O caso poderia ser um prato cheio para o sensacionalismo. De fato, a extrema direita, religiosos conservadores e políticos ávidos de holofotes tentaram fazer dele uma espécie de circo de horrores.

um circo com uma bandeirola em cima escrito "notícia"
Carvall

Não se sabe como, a informação vazou. Pessoas contrárias ao aborto foram à porta da maternidade pública onde ocorreu o procedimento, no Recife, e tentaram impedi-lo, além de hostilizar os profissionais de saúde da unidade. Curioso que a extrema direita eleja a pedofilia como o mal maior, mas, na hora em que ela se configura, faça de tudo para olhar para o outro lado.

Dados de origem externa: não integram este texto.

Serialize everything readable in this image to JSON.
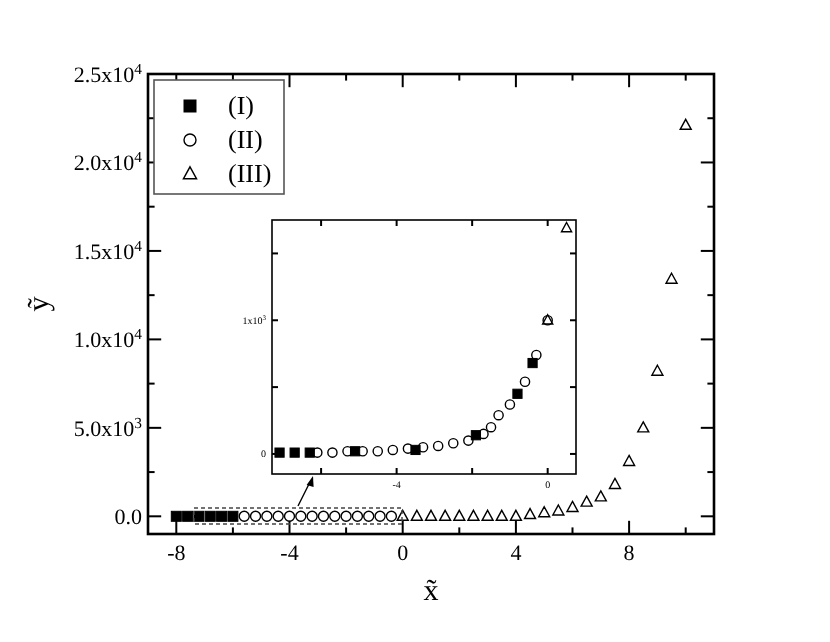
{
  "chart_data": [
    {
      "type": "scatter",
      "xlabel": "x̃",
      "ylabel": "ỹ",
      "xlim": [
        -9,
        11
      ],
      "ylim": [
        -1000,
        25000
      ],
      "xticks": [
        -8,
        -4,
        0,
        4,
        8
      ],
      "yticks": [
        {
          "value": 0,
          "label": "0.0"
        },
        {
          "value": 5000,
          "label": "5.0x10$^{3}$"
        },
        {
          "value": 10000,
          "label": "1.0x10$^{4}$"
        },
        {
          "value": 15000,
          "label": "1.5x10$^{4}$"
        },
        {
          "value": 20000,
          "label": "2.0x10$^{4}$"
        },
        {
          "value": 25000,
          "label": "2.5x10$^{4}$"
        }
      ],
      "grid": false,
      "legend": "top left",
      "series": [
        {
          "name": "(I)",
          "color": "#000000",
          "marker": "square",
          "x": [
            -8,
            -7.6,
            -7.2,
            -6.8,
            -6.4,
            -6.0
          ],
          "values": [
            0,
            0,
            0,
            0,
            0,
            0
          ]
        },
        {
          "name": "(II)",
          "color": "#000000",
          "marker": "circle",
          "x": [
            -5.6,
            -5.2,
            -4.8,
            -4.4,
            -4.0,
            -3.6,
            -3.2,
            -2.8,
            -2.4,
            -2.0,
            -1.6,
            -1.2,
            -0.8,
            -0.4
          ],
          "values": [
            0,
            0,
            0,
            0,
            0,
            0,
            0,
            0,
            0,
            0,
            0,
            0,
            0,
            0
          ]
        },
        {
          "name": "(III)",
          "color": "#000000",
          "marker": "triangle",
          "x": [
            0,
            0.5,
            1,
            1.5,
            2,
            2.5,
            3,
            3.5,
            4,
            4.5,
            5,
            5.5,
            6,
            6.5,
            7,
            7.5,
            8,
            8.5,
            9,
            9.5,
            10
          ],
          "values": [
            0,
            0,
            0,
            0,
            0,
            0,
            0,
            0,
            0,
            100,
            200,
            300,
            500,
            800,
            1100,
            1800,
            3100,
            5000,
            8200,
            13400,
            22100
          ]
        }
      ]
    },
    {
      "type": "scatter",
      "xlim": [
        -7.3,
        0.75
      ],
      "ylim": [
        -150,
        1750
      ],
      "xticks": [
        {
          "value": -6,
          "label": null
        },
        -4,
        {
          "value": -2,
          "label": null
        },
        0
      ],
      "yticks": [
        0,
        {
          "value": 500,
          "label": null
        },
        {
          "value": 1000,
          "label": "1x10$^{3}$"
        },
        {
          "value": 1500,
          "label": null
        }
      ],
      "grid": false,
      "legend": false,
      "series": [
        {
          "color": "#000000",
          "marker": "square",
          "x": [
            -7.1,
            -6.7,
            -6.3,
            -5.1,
            -3.5,
            -1.9,
            -0.8,
            -0.4
          ],
          "values": [
            10,
            10,
            10,
            20,
            30,
            140,
            450,
            680
          ]
        },
        {
          "color": "#000000",
          "marker": "circle",
          "x": [
            -6.1,
            -5.7,
            -5.3,
            -4.9,
            -4.5,
            -4.1,
            -3.7,
            -3.3,
            -2.9,
            -2.5,
            -2.1,
            -1.7,
            -1.5,
            -1.3,
            -1.0,
            -0.6,
            -0.3,
            0
          ],
          "values": [
            10,
            10,
            20,
            20,
            20,
            30,
            40,
            50,
            60,
            80,
            100,
            150,
            200,
            290,
            370,
            540,
            740,
            1000
          ]
        },
        {
          "color": "#000000",
          "marker": "triangle",
          "x": [
            0,
            0.5
          ],
          "values": [
            1000,
            1690
          ]
        }
      ]
    }
  ]
}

Entre os grandes veículos de comunicação, o que chamou a atenção foi a cobertura sóbria e cuidadosa do caso.

Na Folha, as reportagens buscaram contextualização, explicando de maneira clara que a lei brasileira autoriza o aborto em casos de gravidez resultante de estupro, risco de morte para a gestante ou caso de anencefalia do feto e que, ainda assim, interpretações médicas ou judiciais podem fazer com que meninas, adolescentes e mulheres tenham seus direitos postergados ou até mesmo não atendidos.

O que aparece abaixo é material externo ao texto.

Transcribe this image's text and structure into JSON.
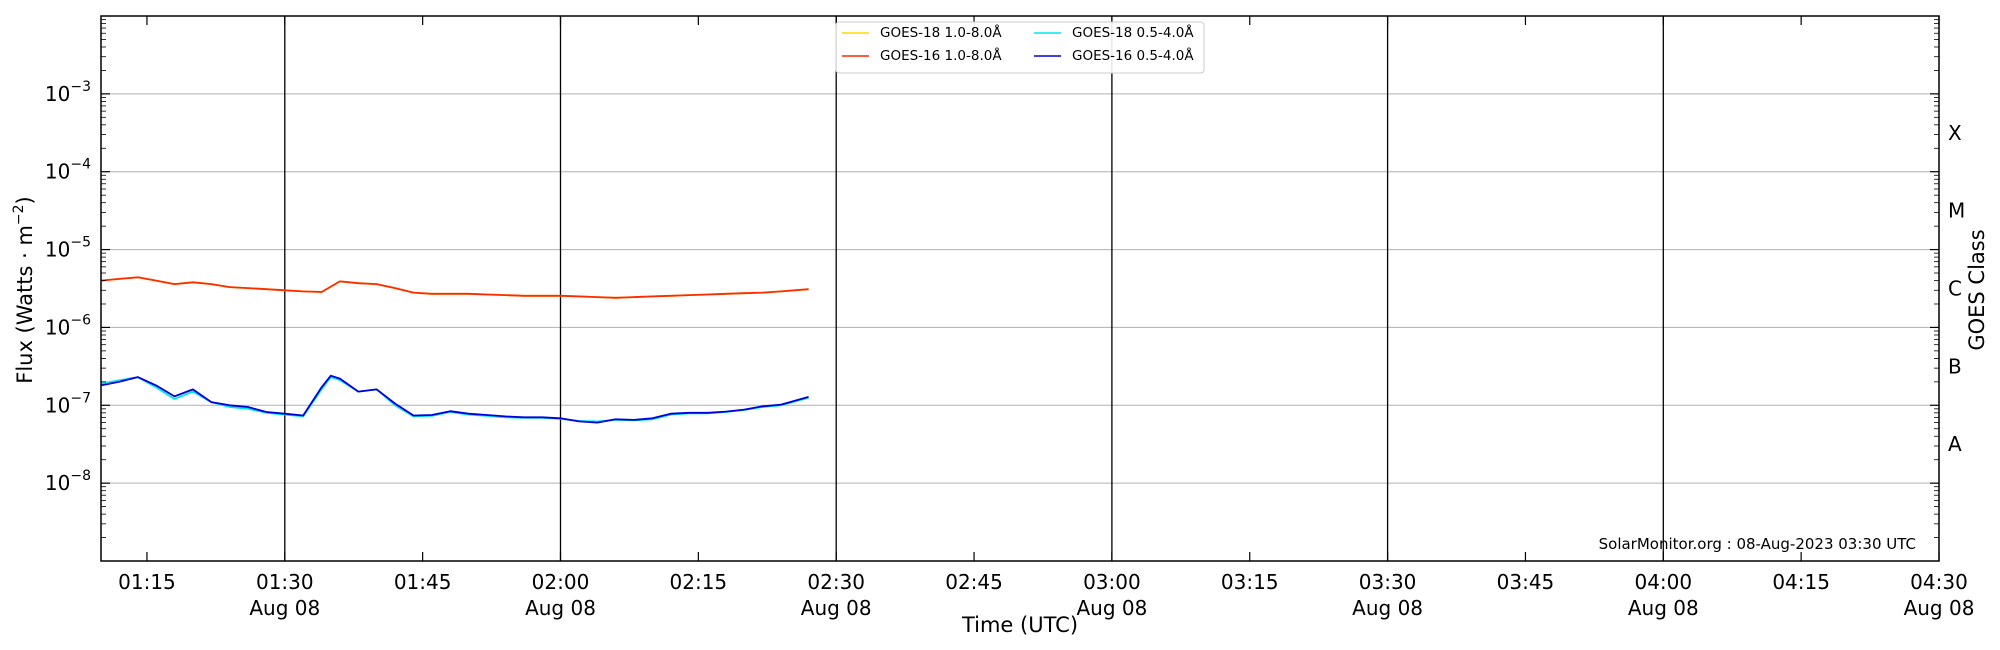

Uma leitora observou que, em meio a frases destacadas para a repercussão do caso, a Folha incluiu os impropérios ditos por Sara Giromini—extremista que, segundo a leitora, não teria idoneidade para ter uma de suas frases incluídas no destaque.

Outro ponto que chamou a atenção foi a reprodução, feita pela Folha, de afirmação do suspeito, que disse manter relacionamento com a criança desde 2019—a palavra "relacionamento" foi colocada entre aspas.

Como não há relacionamento sexual possível com uma criança (a menina de dez anos disse que era estuprada desde os seis), as aspas usadas para enfatizar a declaração podem confundir e até mesmo produzir outros efeitos, como o de ironia. Seria melhor que a afirmação tivesse sido acompanhada de contextualização: não importa o termo que o suspeito queira dar, o que ocorreu é crime.

O procedimento médico começou no domingo (16). Na noite do mesmo dia, a Folha publicou o nome do hospital onde a menina estava internada.

Mais cuidadoso, o Globo não divulgou o nome do hospital nem mesmo na segunda (17). Em outro bom exemplo, o Jornal Nacional separou alguns segundos para dizer que não diria o nome do suspeito pelo longo histórico de abusos, nem o identificaria de nenhum outro modo para não expor a garota e protegê-la de ataques.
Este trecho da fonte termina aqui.